A domino is a small rectangular wood or plastic block, usually with a blank side and marked by dots resembling those on dice. It is used to play a variety of games with the aim of arranging a line of dominoes in a row and then, by touching one end or another, making it fall. The resulting chain of dominoes can be long and complex, with each tile affecting the next one to either block it or advance its pips. A player must carefully position each domino to ensure that its matching ends are adjacent, or else it may not be possible to create a full chain.
Dominos are usually arranged in rows, although they can be set up in curved lines, or in other formations as well. In some games, the players compete to build the most elaborate and imaginative domino chains before a live audience. The skill of the best builders is often breathtaking to watch, with a series of intricately arranged dominoes, each falling with the slightest touch or nudge.
The word domino is also used for a number of other things, including a political theory of history in which events are seen as arising from the chain reaction of prior actions. The phrase is also sometimes used figuratively to refer to a person or thing that has the potential to influence or lead to others in an unforeseen way, such as a situation that could result in war.
In fiction, the domino effect is a useful concept for understanding how to construct plot. By considering every scene in your novel as a separate domino, you can see how each one will naturally influence the scenes ahead of it. Whether you write your novel off the cuff, or use a tool like Scrivener to help you plot, this technique can be very helpful in weeding out scenes that don’t add enough logically to the previous ones.
You can test the domino effect by lining up some dominoes in a straight or curved line and gently flicking one of them. Then, notice how the other dominoes quickly fall in a rhythmic cascade of movement. This simple experiment can show you how even the smallest actions can have profound consequences.

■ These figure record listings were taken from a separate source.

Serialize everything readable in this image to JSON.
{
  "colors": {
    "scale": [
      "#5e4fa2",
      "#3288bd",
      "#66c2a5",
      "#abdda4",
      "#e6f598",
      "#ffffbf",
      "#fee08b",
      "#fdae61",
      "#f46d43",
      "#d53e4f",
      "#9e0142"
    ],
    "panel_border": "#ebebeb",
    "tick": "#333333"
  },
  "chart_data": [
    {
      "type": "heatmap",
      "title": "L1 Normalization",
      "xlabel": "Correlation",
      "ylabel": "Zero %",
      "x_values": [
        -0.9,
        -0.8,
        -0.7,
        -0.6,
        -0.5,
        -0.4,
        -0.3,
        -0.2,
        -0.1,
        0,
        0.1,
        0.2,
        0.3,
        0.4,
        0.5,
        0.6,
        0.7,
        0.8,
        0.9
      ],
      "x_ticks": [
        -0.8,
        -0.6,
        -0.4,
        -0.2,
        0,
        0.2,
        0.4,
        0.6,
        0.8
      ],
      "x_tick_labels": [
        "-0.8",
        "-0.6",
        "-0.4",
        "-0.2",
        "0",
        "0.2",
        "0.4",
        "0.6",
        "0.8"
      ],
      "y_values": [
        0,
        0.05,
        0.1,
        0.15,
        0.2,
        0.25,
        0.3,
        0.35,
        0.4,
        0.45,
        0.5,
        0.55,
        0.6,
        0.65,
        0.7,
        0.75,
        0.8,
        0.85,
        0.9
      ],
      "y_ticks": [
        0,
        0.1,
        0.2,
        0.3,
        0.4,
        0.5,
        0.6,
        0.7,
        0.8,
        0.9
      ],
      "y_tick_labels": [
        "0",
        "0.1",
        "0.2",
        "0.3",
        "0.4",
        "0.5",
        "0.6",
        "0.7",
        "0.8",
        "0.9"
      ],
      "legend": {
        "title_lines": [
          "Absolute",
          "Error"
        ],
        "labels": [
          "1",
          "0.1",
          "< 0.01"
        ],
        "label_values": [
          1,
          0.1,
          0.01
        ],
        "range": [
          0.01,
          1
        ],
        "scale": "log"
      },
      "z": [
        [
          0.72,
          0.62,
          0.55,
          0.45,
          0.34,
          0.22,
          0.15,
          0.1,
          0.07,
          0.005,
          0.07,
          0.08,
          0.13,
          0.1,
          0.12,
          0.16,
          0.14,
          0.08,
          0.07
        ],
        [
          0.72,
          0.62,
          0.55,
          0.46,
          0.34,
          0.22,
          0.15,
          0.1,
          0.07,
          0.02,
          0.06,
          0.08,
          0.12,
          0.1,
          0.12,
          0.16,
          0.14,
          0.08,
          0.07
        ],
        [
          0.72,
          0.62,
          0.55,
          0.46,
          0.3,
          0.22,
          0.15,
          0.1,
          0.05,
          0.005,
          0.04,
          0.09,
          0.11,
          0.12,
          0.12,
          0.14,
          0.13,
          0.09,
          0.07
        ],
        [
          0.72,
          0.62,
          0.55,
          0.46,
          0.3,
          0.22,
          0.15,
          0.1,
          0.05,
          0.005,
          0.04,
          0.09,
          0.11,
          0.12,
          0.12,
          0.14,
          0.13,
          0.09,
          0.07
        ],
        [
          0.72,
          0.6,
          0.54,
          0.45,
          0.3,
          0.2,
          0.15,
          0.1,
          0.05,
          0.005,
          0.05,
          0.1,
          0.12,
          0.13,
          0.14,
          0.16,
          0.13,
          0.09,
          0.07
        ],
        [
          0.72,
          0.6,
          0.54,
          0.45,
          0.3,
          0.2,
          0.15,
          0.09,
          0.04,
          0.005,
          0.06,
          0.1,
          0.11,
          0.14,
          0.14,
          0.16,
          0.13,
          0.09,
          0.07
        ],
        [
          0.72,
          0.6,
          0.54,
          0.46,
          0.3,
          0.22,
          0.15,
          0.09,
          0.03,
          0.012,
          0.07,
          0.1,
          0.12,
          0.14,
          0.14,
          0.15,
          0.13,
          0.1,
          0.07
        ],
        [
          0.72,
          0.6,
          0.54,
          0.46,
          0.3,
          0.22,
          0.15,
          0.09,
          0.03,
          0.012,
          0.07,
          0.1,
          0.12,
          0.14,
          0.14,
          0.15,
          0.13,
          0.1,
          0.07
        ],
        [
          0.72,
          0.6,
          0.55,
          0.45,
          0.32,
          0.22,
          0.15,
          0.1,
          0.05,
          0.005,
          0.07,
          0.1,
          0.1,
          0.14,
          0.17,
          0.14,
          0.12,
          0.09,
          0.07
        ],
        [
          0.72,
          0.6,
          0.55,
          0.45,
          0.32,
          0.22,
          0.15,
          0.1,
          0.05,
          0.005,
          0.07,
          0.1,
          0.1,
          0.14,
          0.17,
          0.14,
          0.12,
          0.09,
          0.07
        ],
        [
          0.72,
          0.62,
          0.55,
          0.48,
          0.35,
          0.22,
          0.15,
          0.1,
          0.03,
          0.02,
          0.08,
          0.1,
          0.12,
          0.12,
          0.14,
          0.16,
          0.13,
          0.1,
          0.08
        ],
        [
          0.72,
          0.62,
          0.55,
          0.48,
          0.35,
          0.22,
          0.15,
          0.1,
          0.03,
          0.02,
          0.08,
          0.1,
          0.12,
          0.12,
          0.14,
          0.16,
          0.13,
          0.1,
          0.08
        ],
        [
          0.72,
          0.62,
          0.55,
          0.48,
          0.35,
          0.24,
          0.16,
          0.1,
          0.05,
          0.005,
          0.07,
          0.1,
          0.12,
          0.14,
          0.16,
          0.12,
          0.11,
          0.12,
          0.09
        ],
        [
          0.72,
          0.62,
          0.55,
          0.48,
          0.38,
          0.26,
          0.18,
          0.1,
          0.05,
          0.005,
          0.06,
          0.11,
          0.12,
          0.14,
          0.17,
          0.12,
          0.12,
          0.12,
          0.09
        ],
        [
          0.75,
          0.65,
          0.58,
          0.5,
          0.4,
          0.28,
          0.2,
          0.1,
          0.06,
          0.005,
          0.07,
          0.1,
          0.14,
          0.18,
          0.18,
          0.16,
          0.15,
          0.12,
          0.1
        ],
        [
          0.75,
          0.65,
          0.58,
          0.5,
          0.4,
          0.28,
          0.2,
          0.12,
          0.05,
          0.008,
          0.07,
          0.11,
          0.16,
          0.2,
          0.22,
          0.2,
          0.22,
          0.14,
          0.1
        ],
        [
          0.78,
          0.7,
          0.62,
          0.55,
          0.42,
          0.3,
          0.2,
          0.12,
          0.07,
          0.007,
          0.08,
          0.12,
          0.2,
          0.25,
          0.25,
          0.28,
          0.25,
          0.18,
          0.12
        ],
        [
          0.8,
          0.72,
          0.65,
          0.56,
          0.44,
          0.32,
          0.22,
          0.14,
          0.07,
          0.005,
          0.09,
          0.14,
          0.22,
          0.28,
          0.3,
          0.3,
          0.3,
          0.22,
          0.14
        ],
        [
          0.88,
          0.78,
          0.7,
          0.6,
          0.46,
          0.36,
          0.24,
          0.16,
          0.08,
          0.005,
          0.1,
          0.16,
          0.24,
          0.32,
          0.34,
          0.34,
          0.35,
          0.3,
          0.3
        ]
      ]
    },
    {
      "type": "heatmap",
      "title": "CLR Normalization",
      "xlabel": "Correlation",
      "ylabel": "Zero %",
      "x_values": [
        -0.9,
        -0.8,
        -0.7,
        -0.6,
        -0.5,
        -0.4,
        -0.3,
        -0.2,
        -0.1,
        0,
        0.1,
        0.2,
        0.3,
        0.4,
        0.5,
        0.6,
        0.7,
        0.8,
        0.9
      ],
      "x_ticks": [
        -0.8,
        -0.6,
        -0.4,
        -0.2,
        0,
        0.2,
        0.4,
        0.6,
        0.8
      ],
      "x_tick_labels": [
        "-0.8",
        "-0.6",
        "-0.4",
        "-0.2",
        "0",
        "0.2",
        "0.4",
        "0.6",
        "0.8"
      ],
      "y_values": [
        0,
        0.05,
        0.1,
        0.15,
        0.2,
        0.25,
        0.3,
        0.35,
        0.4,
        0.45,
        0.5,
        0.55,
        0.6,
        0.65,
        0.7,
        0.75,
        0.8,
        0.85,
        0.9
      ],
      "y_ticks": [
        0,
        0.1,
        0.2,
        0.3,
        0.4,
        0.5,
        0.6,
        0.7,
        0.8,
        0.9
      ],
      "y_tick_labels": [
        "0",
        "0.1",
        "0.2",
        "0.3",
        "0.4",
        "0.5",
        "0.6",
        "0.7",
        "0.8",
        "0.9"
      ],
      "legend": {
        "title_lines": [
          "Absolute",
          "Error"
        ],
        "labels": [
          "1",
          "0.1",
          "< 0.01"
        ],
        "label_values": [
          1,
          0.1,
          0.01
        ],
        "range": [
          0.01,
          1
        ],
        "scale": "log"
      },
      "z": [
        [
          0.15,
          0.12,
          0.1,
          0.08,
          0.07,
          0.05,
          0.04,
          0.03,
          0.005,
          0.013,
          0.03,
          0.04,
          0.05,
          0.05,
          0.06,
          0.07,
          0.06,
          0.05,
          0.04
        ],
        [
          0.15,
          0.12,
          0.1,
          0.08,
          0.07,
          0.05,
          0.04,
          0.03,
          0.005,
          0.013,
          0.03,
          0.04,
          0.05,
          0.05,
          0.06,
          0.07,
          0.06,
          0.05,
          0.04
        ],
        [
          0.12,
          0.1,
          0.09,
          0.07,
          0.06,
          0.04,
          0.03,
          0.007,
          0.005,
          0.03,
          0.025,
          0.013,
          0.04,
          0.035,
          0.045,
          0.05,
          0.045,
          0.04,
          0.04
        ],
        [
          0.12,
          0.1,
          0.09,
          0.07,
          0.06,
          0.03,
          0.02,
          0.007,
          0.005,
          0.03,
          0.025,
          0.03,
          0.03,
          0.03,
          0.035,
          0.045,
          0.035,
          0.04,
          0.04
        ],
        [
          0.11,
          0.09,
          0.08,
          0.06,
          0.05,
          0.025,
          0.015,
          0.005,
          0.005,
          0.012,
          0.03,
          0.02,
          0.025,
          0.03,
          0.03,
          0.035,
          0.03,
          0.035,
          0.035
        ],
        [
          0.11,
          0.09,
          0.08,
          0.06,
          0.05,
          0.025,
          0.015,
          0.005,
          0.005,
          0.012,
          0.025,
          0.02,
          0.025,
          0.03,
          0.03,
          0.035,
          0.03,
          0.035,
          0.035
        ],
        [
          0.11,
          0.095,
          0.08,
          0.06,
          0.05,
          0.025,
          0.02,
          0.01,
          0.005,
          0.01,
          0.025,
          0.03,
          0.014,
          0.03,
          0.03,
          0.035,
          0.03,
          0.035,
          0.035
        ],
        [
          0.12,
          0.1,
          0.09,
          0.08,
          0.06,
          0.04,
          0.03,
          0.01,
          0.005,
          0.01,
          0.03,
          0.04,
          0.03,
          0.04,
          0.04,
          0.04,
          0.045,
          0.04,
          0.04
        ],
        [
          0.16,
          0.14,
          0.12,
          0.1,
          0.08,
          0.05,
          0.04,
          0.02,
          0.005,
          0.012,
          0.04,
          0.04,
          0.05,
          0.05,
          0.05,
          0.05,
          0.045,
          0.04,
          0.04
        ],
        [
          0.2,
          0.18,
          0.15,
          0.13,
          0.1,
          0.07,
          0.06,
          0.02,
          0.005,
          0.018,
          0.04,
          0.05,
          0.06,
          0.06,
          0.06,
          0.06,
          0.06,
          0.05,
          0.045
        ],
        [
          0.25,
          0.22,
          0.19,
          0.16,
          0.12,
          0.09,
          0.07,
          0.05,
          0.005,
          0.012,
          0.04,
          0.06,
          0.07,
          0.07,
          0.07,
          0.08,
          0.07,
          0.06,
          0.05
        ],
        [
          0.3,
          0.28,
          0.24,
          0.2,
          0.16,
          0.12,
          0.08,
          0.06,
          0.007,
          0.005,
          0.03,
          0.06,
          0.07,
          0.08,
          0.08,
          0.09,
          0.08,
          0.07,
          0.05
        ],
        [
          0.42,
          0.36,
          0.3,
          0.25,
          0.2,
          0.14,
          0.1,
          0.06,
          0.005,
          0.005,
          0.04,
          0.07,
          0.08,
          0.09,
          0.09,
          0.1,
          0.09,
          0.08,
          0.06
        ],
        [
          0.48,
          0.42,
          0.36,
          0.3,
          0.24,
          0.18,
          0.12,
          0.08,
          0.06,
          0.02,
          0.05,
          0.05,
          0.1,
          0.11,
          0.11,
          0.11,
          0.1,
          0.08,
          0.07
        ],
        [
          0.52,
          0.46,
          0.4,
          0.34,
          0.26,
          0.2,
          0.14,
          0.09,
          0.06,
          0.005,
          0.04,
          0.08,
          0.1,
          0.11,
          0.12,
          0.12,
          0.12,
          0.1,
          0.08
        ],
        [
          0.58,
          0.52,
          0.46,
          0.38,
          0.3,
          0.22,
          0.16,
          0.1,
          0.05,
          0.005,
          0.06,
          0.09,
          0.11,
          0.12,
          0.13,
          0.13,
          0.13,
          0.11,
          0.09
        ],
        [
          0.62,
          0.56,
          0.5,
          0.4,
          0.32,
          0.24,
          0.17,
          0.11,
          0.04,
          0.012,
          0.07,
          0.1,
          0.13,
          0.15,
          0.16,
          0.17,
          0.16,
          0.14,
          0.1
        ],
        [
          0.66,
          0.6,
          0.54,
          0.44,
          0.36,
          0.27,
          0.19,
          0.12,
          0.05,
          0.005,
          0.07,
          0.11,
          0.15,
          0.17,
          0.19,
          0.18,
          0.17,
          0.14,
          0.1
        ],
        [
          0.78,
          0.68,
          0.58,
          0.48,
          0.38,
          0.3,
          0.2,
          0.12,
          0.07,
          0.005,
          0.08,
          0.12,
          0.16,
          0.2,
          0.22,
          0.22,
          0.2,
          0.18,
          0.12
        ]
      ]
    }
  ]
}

Dominoes can be made from many different materials, most commonly from ivory or a dark hardwood such as ebony with contrasting black or white pips inlaid or painted. More recently, dominoes have been made from synthetic materials such as plastic. A variety of games are played with a set of dominoes, most of which involve blocking or scoring. In addition, a large number of solitaire or trick-taking games can be played with a single domino set. These are often adaptations of card games, which were once popular in certain areas as a way to circumvent religious proscriptions against playing cards. The simplest domino game involves two players and a double-six set. A player takes a turn placing a domino on the table, positioning it so that its matching ends are adjacent. The game continues until one player wins by having all of their own tiles matched or the other players have no more tiles to play.